There’s a girl looking at you – a single dark eye locks onto yours through a keyhole in the dancers. You look away, because she might have a five-foot boyfriend. But she’s in your peripheral vision, talking to her friends. The friends are glancing at you now. Three sexy brunette blobs, clad in outfits that are pretty on a girl’s friends, but slutty on her strangers.

Is there something wrong with your dancing? Or your shirt – does it make you look gay? What are they staring at? Just don’t make eye contact. Don’t look.

You’re back in high school, the girls are talking about you and you don’t know what they’re saying, and you want to sit in a shadowy corner of the canteen where no-one can see you. But there’s still a wall of people, swaying, bouncing skeletons with huge pupils and shiny faces. You can’t even remember which way the bar is.

The girl slips through the crowd like it isn’t there and wraps her skinny arms around your waist. Her girlfriends give her thumbs up.

‘Hi,’ you say. A lock of her dark, feathery hair gets in your mouth – but her chances of hearing you this close to the speakers are comparable to a snowball in hell.

Maybe you should have pushed her away. Pushing isn’t your thing, but you have a girlfriend, and she doesn’t know that yet. There’s a ‘girlfriend window’ – a short space of time when it’s appropriate to tell a girl you’ve recently met that you have a girlfriend. Too early and you seem rude, or presumptuous. Too late and it’s like you’ve led the girl on – either way you can ruin the potential friendship.

Trouble is, by the time the girl is running her violet fingernails down your back and rubbing her hips against your leg, chances are that you’ve missed the window. And you’ve known this girl less than a minute – a new record.
You usually wait too long – but this is the shortest that too long has ever been.

‘…’ she says.

‘What?’ you ask. The music thumps your skull; it’s like being underwater in a tsunami.

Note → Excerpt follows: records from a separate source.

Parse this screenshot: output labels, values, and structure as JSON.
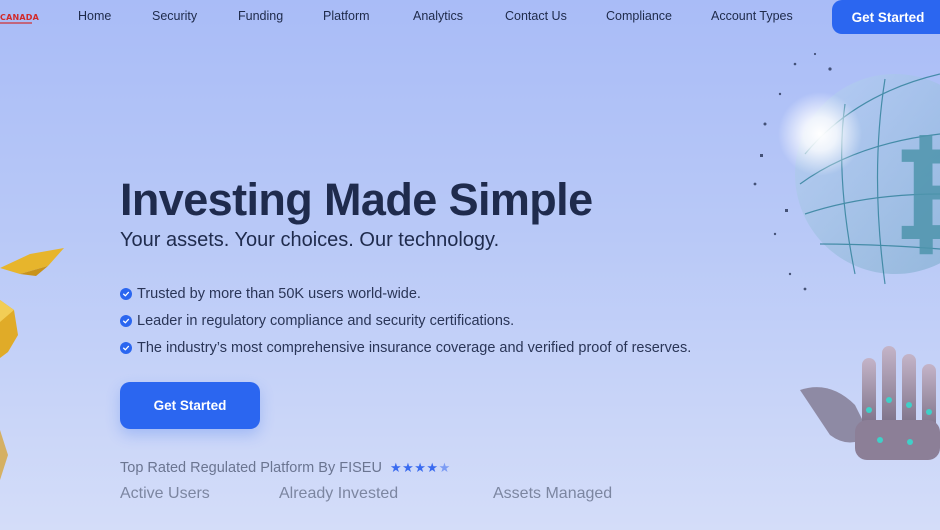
{
  "brand": {
    "logo_text": "CANADA"
  },
  "nav": {
    "links": [
      "Home",
      "Security",
      "Funding",
      "Platform",
      "Analytics",
      "Contact Us",
      "Compliance",
      "Account Types"
    ],
    "cta_label": "Get Started"
  },
  "hero": {
    "title": "Investing Made Simple",
    "subtitle": "Your assets. Your choices. Our technology.",
    "features": [
      "Trusted by more than 50K users world-wide.",
      "Leader in regulatory compliance and security certifications.",
      "The industry’s most comprehensive insurance coverage and verified proof of reserves."
    ],
    "cta_label": "Get Started",
    "rating_text": "Top Rated Regulated Platform By FISEU",
    "rating_stars": 4.5
  },
  "stats": {
    "labels": [
      "Active Users",
      "Already Invested",
      "Assets Managed"
    ]
  },
  "colors": {
    "accent": "#2b66f0",
    "title": "#1f2b4d",
    "brand_red": "#d22a2a"
  },
  "icons": {
    "feature_check": "check-circle-icon",
    "rating_star": "star-icon"
  }
}
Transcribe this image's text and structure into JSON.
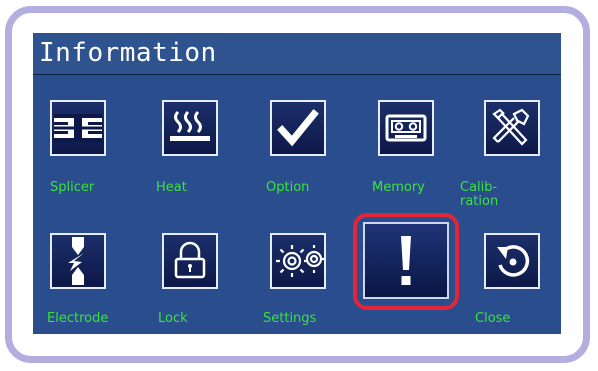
{
  "window": {
    "title": "Information"
  },
  "buttons": {
    "splicer": {
      "label": "Splicer",
      "icon": "splicer-icon"
    },
    "heat": {
      "label": "Heat",
      "icon": "heat-icon"
    },
    "option": {
      "label": "Option",
      "icon": "checkmark-icon"
    },
    "memory": {
      "label": "Memory",
      "icon": "cassette-icon"
    },
    "calibration": {
      "label": "Calib-\nration",
      "icon": "tools-icon"
    },
    "electrode": {
      "label": "Electrode",
      "icon": "electrode-icon"
    },
    "lock": {
      "label": "Lock",
      "icon": "lock-icon"
    },
    "settings": {
      "label": "Settings",
      "icon": "gears-icon"
    },
    "information": {
      "label": "",
      "icon": "exclamation-icon",
      "selected": true
    },
    "close": {
      "label": "Close",
      "icon": "back-arrow-icon"
    }
  },
  "colors": {
    "screen_bg": "#2a4d8d",
    "label_green": "#3be23b",
    "selection_red": "#e3253a",
    "frame_lavender": "#b3aee0"
  }
}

‘…-…’ she says, pointing at her breasts.

You shrug apologetically, now unnerved.

‘Emma,’ she says, right in your ear.

‘Nick,’ you say, and she smiles. She is pretty – her teeth are dazzling, even in the erratic darkness of the club.

Your chest hurts. She likes you – that’s rare. You can’t stand up to your loser friends who didn’t show up – how are you supposed to resist a pretty girl who likes you?

She draws back so the two of you are face to face. Your scars tingle, a thrilling warning.

The split second that her lips are touching yours seem to last an agonizing eternity. She’s pretty, ambitious. Braver than you. Instinct says give in – but you have a girlfriend, who you love. Your friends invited you here, you didn’t want to come. Emma grabbed you, you didn’t beckon her over. And she’s the one pressing her face against yours, big dark eyes shut.
You pull back, frightened. She tries to pull you in again, but you resist gently.

There’s someone in my life who I’m crazy about, and that feels too good to throw away. You’re the prettiest on the dance floor, I know it took guts to approach me, and I don’t want to hurt your feelings – but I can’t give you what you’re looking for.

No way she’d be able to lip-read all that. ‘Sorry,’ you say.

Emma’s expression could be fragile sadness, could be seething hate, could be sudden, disappointed nonchalance – she’s gone before you can tell, melting into the gyrating mob of hopefuls.

* * *

You don’t put the keys in the ignition. You grab tissues from the glove compartment, put them within reach as you pull down your pants and click your lighter.

The stinging of the hot pocket knife wakes you up as it carves carefully into your flesh, deep enough to hurt, but not enough to reach the femoral artery. You suck the stale air through clenched teeth as you slide the blade out of your thigh, and press tissues against the wound. They blossom red in seconds.

The scar will fade. In only weeks it will join the other six, barely visible underneath the leg hairs. No injury, attention, or cheap thrills. Only justice – a scar for every heart you’ve broken.